One of the first steps in my Bar Mitzvah was interviewing relatives for my family values paper. Through these interviews I learned about my relatives’ history. One relative who stood out was my grandma Beverly, who died before I was born. I didn’t know a lot about her, but after learning about her I realized she seemed like someone I would look up to. She stood up for her beliefs and wasn’t afraid to show them. Many people tell me I’m like that because I express my beliefs even if the majority disagrees. This is a legacy I am proud to have inherited and will continue to pass it on to further generations.

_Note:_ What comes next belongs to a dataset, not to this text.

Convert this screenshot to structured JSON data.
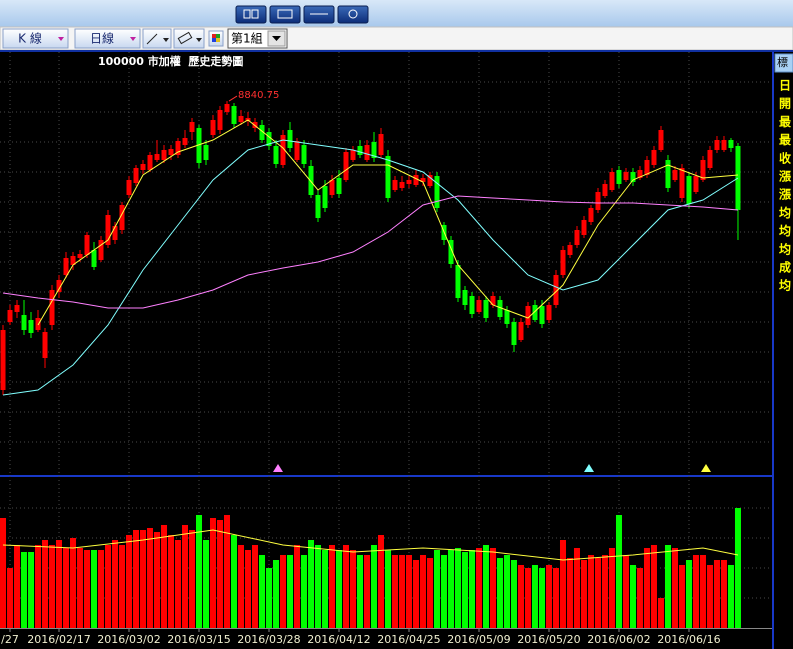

Learning about the suffering of the Jews in the 1930’s and 40’s in Europe, I wondered why more people didn’t stand up for them. Americans and Europeans were bystanders to what Hitler was doing. Now people are unable to imagine a world like that. But today we have our own struggles, and I think we need more activists like Pete Seeger who are determined to speak out against injustice. His efforts helped lay the groundwork for many of the current protest movements such as Black Lives Matter, and those who advocate for Syrian refugees, undocumented aliens and gay and transgender rights. History has shown that people will often not help others in need until an activist arises and changes the public’s mind.
Now I would like to thank the following people because without them I wouldn’t be standing here today.
First of all, my parents, for helping me to prepare for my Bar Mitzvah, and putting up with my lack of enthusiasm for the process.
I would like to thank all of the family members I interviewed for my family history project, especially my Grandpa Jack, who couldn’t be here today, but gave me a lot of information about his time in China while he was in the Army during World War II.
I want to thank my sister, Lily, for having her Bat Mitzvah before me and inspiring me.
I would like to thank Nicole Miller, who helped me organize things and get through the papers I had to write.
I would like to thank my mentor Middy Streeter for always being there to help me.
I want to thank Rabbi Peter for writing the Bar Mitzvah service, Aram Rubenstein-Gillis for his singing, and Isabel Kaplan for coordinating the Bar Mitzvah process.
And, finally, I would like to thank everyone for being here today to help me celebrate.